Do lado dos sindicatos foi obtida a garantia de que:
1. Vai ser elaborado pelo ME um calendário de negociações sobre o ECD (que talvez seja apresentado aos sindicatos para a semana. Talvez...).
2. Há a prometida abertura, por parte do ME, para a discussão do ECD e, decorrentemente, de um novo modelo de avaliação.
E parece-me que não há mais nada de substantivo a assinalar. Há uma diferença na forma do discurso por parte da nova ministra, mais cordata, mais simpática. Mas nada disto é substantivo.

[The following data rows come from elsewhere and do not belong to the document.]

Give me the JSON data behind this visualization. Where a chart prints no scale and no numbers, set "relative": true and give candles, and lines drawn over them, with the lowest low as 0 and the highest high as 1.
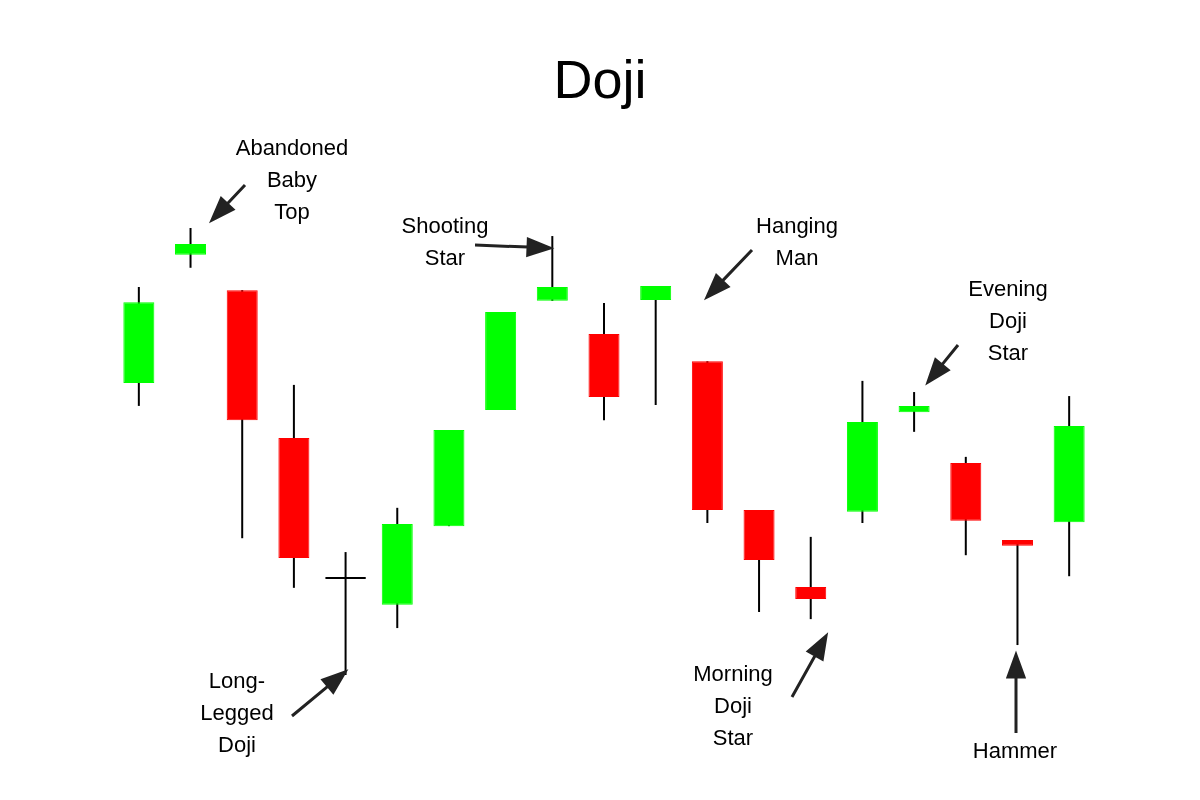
{
  "chart_data": {
    "type": "candlestick",
    "title": "Doji",
    "relative": true,
    "categories": [
      null,
      null,
      null,
      null,
      null,
      null,
      null,
      null,
      null,
      null,
      null,
      null,
      null,
      null,
      null,
      null,
      null,
      null,
      null
    ],
    "ohlc": [
      [
        0.653,
        0.868,
        0.602,
        0.834
      ],
      [
        0.94,
        1.0,
        0.911,
        0.964
      ],
      [
        0.861,
        0.861,
        0.306,
        0.57
      ],
      [
        0.53,
        0.649,
        0.195,
        0.262
      ],
      [
        0.217,
        0.275,
        0,
        0.217
      ],
      [
        0.157,
        0.374,
        0.105,
        0.338
      ],
      [
        0.333,
        0.548,
        0.333,
        0.548
      ],
      [
        0.593,
        0.812,
        0.593,
        0.812
      ],
      [
        0.837,
        0.982,
        0.837,
        0.868
      ],
      [
        0.763,
        0.832,
        0.57,
        0.622
      ],
      [
        0.839,
        0.87,
        0.604,
        0.87
      ],
      [
        0.702,
        0.702,
        0.34,
        0.369
      ],
      [
        0.369,
        0.369,
        0.141,
        0.257
      ],
      [
        0.197,
        0.309,
        0.125,
        0.17
      ],
      [
        0.365,
        0.658,
        0.34,
        0.566
      ],
      [
        0.588,
        0.633,
        0.544,
        0.602
      ],
      [
        0.474,
        0.488,
        0.268,
        0.345
      ],
      [
        0.302,
        0.302,
        0.067,
        0.289
      ],
      [
        0.342,
        0.624,
        0.221,
        0.557
      ]
    ],
    "colors": [
      "#00ff00",
      "#00ff00",
      "#ff0000",
      "#ff0000",
      "#000000",
      "#00ff00",
      "#00ff00",
      "#00ff00",
      "#00ff00",
      "#ff0000",
      "#00ff00",
      "#ff0000",
      "#ff0000",
      "#ff0000",
      "#00ff00",
      "#00ff00",
      "#ff0000",
      "#ff0000",
      "#00ff00"
    ],
    "annotations": [
      "Abandoned Baby Top",
      "Shooting Star",
      "Hanging Man",
      "Evening Doji Star",
      "Long-Legged Doji",
      "Morning Doji Star",
      "Hammer"
    ]
  }
}
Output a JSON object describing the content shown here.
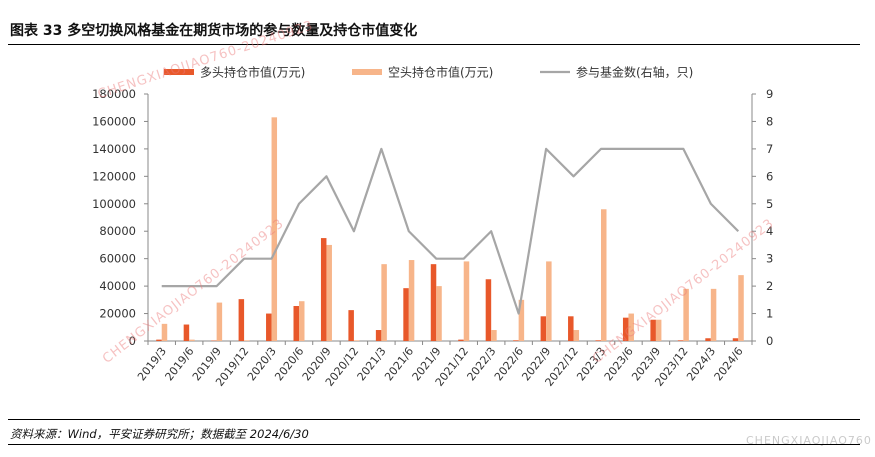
{
  "header": {
    "title": "图表 33   多空切换风格基金在期货市场的参与数量及持仓市值变化"
  },
  "footer": {
    "source": "资料来源：Wind，平安证券研究所；数据截至 2024/6/30"
  },
  "watermarks": {
    "main": "CHENGXIAOJIAO760-20240923",
    "corner": "CHENGXIAOJIAO760"
  },
  "colors": {
    "long": "#e8582a",
    "short": "#f7b58a",
    "count": "#a6a6a6"
  },
  "chart_data": {
    "type": "bar",
    "categories": [
      "2019/3",
      "2019/6",
      "2019/9",
      "2019/12",
      "2020/3",
      "2020/6",
      "2020/9",
      "2020/12",
      "2021/3",
      "2021/6",
      "2021/9",
      "2021/12",
      "2022/3",
      "2022/6",
      "2022/9",
      "2022/12",
      "2023/3",
      "2023/6",
      "2023/9",
      "2023/12",
      "2024/3",
      "2024/6"
    ],
    "series": [
      {
        "name": "多头持仓市值(万元)",
        "type": "bar",
        "axis": "left",
        "values": [
          1000,
          12000,
          300,
          30500,
          20000,
          25500,
          75000,
          22500,
          8000,
          38500,
          56000,
          1000,
          45000,
          500,
          18000,
          18000,
          500,
          17000,
          15500,
          500,
          2000,
          2000
        ]
      },
      {
        "name": "空头持仓市值(万元)",
        "type": "bar",
        "axis": "left",
        "values": [
          12500,
          1000,
          28000,
          500,
          163000,
          29000,
          70000,
          500,
          56000,
          59000,
          40000,
          58000,
          8000,
          30000,
          58000,
          8000,
          96000,
          20000,
          15500,
          38000,
          38000,
          48000
        ]
      },
      {
        "name": "参与基金数(右轴，只)",
        "type": "line",
        "axis": "right",
        "values": [
          2,
          2,
          2,
          3,
          3,
          5,
          6,
          4,
          7,
          4,
          3,
          3,
          4,
          1,
          7,
          6,
          7,
          7,
          7,
          7,
          5,
          4
        ]
      }
    ],
    "y_left": {
      "min": 0,
      "max": 180000,
      "ticks": [
        "0",
        "20000",
        "40000",
        "60000",
        "80000",
        "100000",
        "120000",
        "140000",
        "160000",
        "180000"
      ]
    },
    "y_right": {
      "min": 0,
      "max": 9,
      "ticks": [
        "0",
        "1",
        "2",
        "3",
        "4",
        "5",
        "6",
        "7",
        "8",
        "9"
      ]
    },
    "legend_position": "top",
    "grid": false
  }
}
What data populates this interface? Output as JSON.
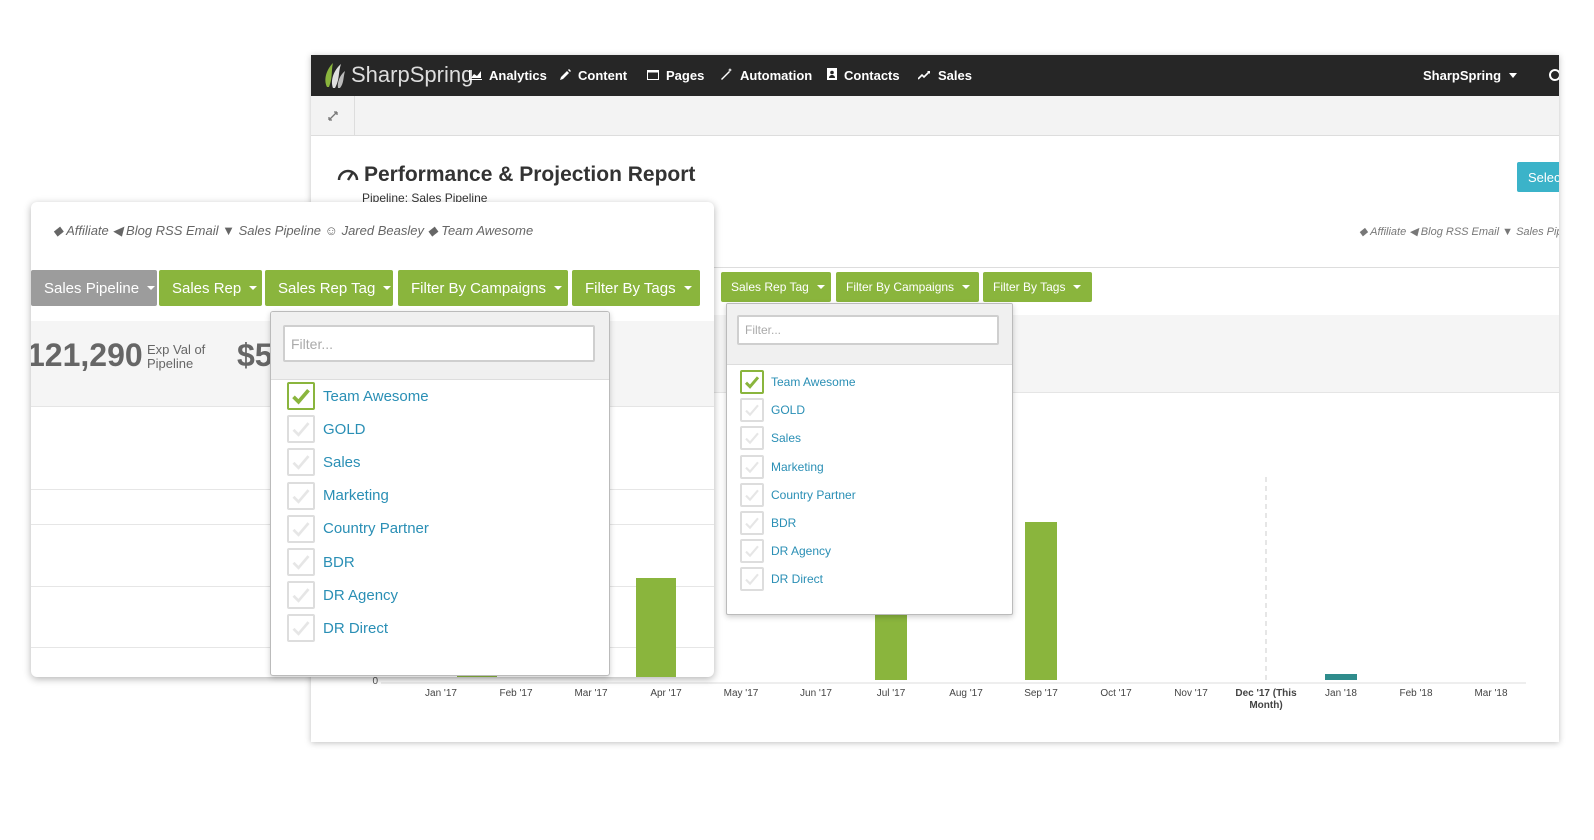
{
  "navbar": {
    "logo": "SharpSpring",
    "items": [
      {
        "label": "Analytics",
        "icon": "bar-chart-icon"
      },
      {
        "label": "Content",
        "icon": "pencil-icon"
      },
      {
        "label": "Pages",
        "icon": "window-icon"
      },
      {
        "label": "Automation",
        "icon": "magic-wand-icon"
      },
      {
        "label": "Contacts",
        "icon": "address-book-icon"
      },
      {
        "label": "Sales",
        "icon": "trend-line-icon"
      }
    ],
    "account": "SharpSpring"
  },
  "report": {
    "title": "Performance & Projection Report",
    "subtitle": "Pipeline: Sales Pipeline",
    "select_label": "Selec"
  },
  "breadcrumbs": {
    "front": [
      "Affiliate",
      "Blog RSS Email",
      "Sales Pipeline",
      "Jared Beasley",
      "Team Awesome"
    ],
    "back": [
      "Affiliate",
      "Blog RSS Email",
      "Sales Pipe"
    ]
  },
  "filters_front": {
    "sales_pipeline": "Sales Pipeline",
    "sales_rep": "Sales Rep",
    "sales_rep_tag": "Sales Rep Tag",
    "filter_by_campaigns": "Filter By Campaigns",
    "filter_by_tags": "Filter By Tags"
  },
  "filters_back": {
    "sales_rep_tag": "Sales Rep Tag",
    "filter_by_campaigns": "Filter By Campaigns",
    "filter_by_tags": "Filter By Tags"
  },
  "stats": {
    "pipeline_value": "121,290",
    "pipeline_label_1": "Exp Val of",
    "pipeline_label_2": "Pipeline",
    "second_value": "$5",
    "back_value": "5"
  },
  "dropdown": {
    "placeholder": "Filter...",
    "options": [
      {
        "label": "Team Awesome",
        "checked": true
      },
      {
        "label": "GOLD",
        "checked": false
      },
      {
        "label": "Sales",
        "checked": false
      },
      {
        "label": "Marketing",
        "checked": false
      },
      {
        "label": "Country Partner",
        "checked": false
      },
      {
        "label": "BDR",
        "checked": false
      },
      {
        "label": "DR Agency",
        "checked": false
      },
      {
        "label": "DR Direct",
        "checked": false
      }
    ]
  },
  "chart_data": {
    "type": "bar",
    "categories": [
      "Jan '17",
      "Feb '17",
      "Mar '17",
      "Apr '17",
      "May '17",
      "Jun '17",
      "Jul '17",
      "Aug '17",
      "Sep '17",
      "Oct '17",
      "Nov '17",
      "Dec '17 (This Month)",
      "Jan '18",
      "Feb '18",
      "Mar '18"
    ],
    "y_tick_labels": [
      "0"
    ],
    "highlight_category": "Dec '17 (This Month)",
    "colors": {
      "actual": "#8ab53d",
      "projected": "#2f8c8c"
    }
  }
}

Uma mão cheia de certezas: não há suspensão, a vergonhosa avaliação em curso é para ser concluída. E uma mão cheia de promessas de debate.
Curiosamente, os sindicatos não se mostraram preocupados nem críticos em relação a nada disto.
Curiosamente, são os partidos na Assembleia da República que continuam a falar em suspensão do actual modelo (pelo menos, o CDS e o BE voltaram a reafirmá-lo, não sei se o PSD e PCP também o fizeram).
Curiosamente, são os partidos que dizem ser inaceitável que classificações de Muito Bom e Excelente obtidas num período de três meses, sem avaliadores minimamente preparados e com escolas a utilizarem critérios diferentes na atribuição das classificações possam ser aceites como credíveis e que possam ter consequências, quer na progressão da carreira, quer nos concursos.
Curiosamente, são os partidos que dizem isto.
Curiosamente, deixei de ouvir os sindicatos dizerem-no.